BCS, the Chartered Institute of IT — a body that represents information technology professionals in the UK — will start to use social-networking sites such as LinkedIn to engage with members, the organisation's new chief has said.
BCS president Jim Norton, who was inaugurated on Thursday, told ZDNet UK on Friday that there would be increased outreach to members. "What we've got to do at BCS is to get serious about social networking," he said. "We can't have a one-to-one with all of our 70,000 members, but as the Chartered IT Institute we have to look at how to use IT."
We need to communicate with members more; that's something we are looking at carefully.– Jim Norton, BCS, The Chartered Institute of IT
Norton said LinkedIn was one of the options the body was looking at using for current BCS members.
"We are reviewing which might be the best and most appropriate channels," Norton said. "LinkedIn, for example, is already used heavily by a variety of BCS-related groups, and that is probably a better match to our needs for existing members than Facebook. However, when it comes to reaching out to potential members, I think we will need to use a range of sites."
In the summer of 2010, a number of BCS members sought a vote of no confidence in the leadership around issues including transparency of process. Norton said he felt many of the issues had been resolved, and social networking would allow better dialogue to develop with members.
"We have an independent chair for the BCS council; we have a new structure for the membership board — we've largely dealt with those issues," Norton said. "We need to communicate with members [more]; that's something we are looking at carefully."
During his year-long presidency, Norton will concentrate on getting students engaged with IT and getting them engaged with BCS, he said.
"I want to create a compelling reason for students to want to join BCS," Norton said. "The sort of thing we want to look at is creating an electronic log book for new members when they join BCS." The log book would be a personal career history, owned by the student, which could be used to add information such as contacts, he added.
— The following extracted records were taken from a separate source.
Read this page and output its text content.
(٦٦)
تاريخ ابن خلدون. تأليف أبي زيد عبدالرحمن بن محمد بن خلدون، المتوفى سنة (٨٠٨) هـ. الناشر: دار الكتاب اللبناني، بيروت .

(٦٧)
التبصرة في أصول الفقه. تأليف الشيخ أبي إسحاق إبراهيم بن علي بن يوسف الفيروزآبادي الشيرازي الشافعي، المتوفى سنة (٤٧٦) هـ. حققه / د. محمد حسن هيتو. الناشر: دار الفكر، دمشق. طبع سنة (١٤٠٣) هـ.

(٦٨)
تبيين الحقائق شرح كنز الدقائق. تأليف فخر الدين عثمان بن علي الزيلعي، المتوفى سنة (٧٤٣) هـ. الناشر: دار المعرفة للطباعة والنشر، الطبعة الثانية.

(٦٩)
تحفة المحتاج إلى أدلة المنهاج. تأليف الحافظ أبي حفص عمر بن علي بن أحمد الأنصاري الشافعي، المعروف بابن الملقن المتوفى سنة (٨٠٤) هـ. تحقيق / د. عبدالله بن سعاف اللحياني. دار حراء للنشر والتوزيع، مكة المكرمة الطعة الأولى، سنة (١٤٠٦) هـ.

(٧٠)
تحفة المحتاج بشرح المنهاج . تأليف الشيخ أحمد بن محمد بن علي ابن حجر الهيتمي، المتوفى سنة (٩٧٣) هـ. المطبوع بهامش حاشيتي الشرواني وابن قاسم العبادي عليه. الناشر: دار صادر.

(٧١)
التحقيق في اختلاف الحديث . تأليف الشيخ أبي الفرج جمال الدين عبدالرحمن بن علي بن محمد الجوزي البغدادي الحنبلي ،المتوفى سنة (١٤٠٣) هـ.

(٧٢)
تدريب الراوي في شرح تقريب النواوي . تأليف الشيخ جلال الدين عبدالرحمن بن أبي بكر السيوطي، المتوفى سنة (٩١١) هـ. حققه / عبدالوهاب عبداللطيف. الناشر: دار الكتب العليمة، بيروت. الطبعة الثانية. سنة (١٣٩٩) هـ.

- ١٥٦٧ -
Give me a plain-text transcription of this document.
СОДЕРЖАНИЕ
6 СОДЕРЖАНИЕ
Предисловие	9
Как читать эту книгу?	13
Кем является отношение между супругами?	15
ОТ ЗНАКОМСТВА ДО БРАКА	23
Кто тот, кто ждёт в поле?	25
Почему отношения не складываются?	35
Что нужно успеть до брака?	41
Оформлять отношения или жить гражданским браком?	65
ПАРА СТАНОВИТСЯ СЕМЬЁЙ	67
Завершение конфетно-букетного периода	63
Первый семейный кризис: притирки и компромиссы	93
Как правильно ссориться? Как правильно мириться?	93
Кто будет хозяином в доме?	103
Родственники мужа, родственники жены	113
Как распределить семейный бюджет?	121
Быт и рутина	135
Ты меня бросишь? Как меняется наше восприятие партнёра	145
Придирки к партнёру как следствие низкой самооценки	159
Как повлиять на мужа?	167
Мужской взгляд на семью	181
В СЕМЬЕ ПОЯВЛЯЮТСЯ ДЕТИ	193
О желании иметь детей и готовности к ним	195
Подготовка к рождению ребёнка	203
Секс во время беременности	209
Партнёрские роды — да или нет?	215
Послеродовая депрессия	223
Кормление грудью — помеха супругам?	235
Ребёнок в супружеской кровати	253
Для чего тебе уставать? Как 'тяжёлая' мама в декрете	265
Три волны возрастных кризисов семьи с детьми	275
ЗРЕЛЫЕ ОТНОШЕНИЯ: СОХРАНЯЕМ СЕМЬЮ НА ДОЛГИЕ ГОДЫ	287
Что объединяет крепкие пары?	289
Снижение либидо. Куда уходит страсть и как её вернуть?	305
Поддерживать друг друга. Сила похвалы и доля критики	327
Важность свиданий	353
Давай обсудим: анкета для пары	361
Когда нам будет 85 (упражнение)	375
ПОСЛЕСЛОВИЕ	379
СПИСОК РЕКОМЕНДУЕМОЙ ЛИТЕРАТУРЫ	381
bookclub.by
Norton plans to visit academic institutions to encourage teaching of both computing problem-solving skills and how to use software and hardware.
The new BCS president has had a wide-ranging career in IT in both the public and private sectors, and is involved in a number of bodies including the UK Parliamentary IT Committee and the Foundation for Information Policy Research. Norton is a visiting professor in electronic engineering at Sheffield University, and also a non-executive director of investment firm F&C Capital and Income Investment Trust.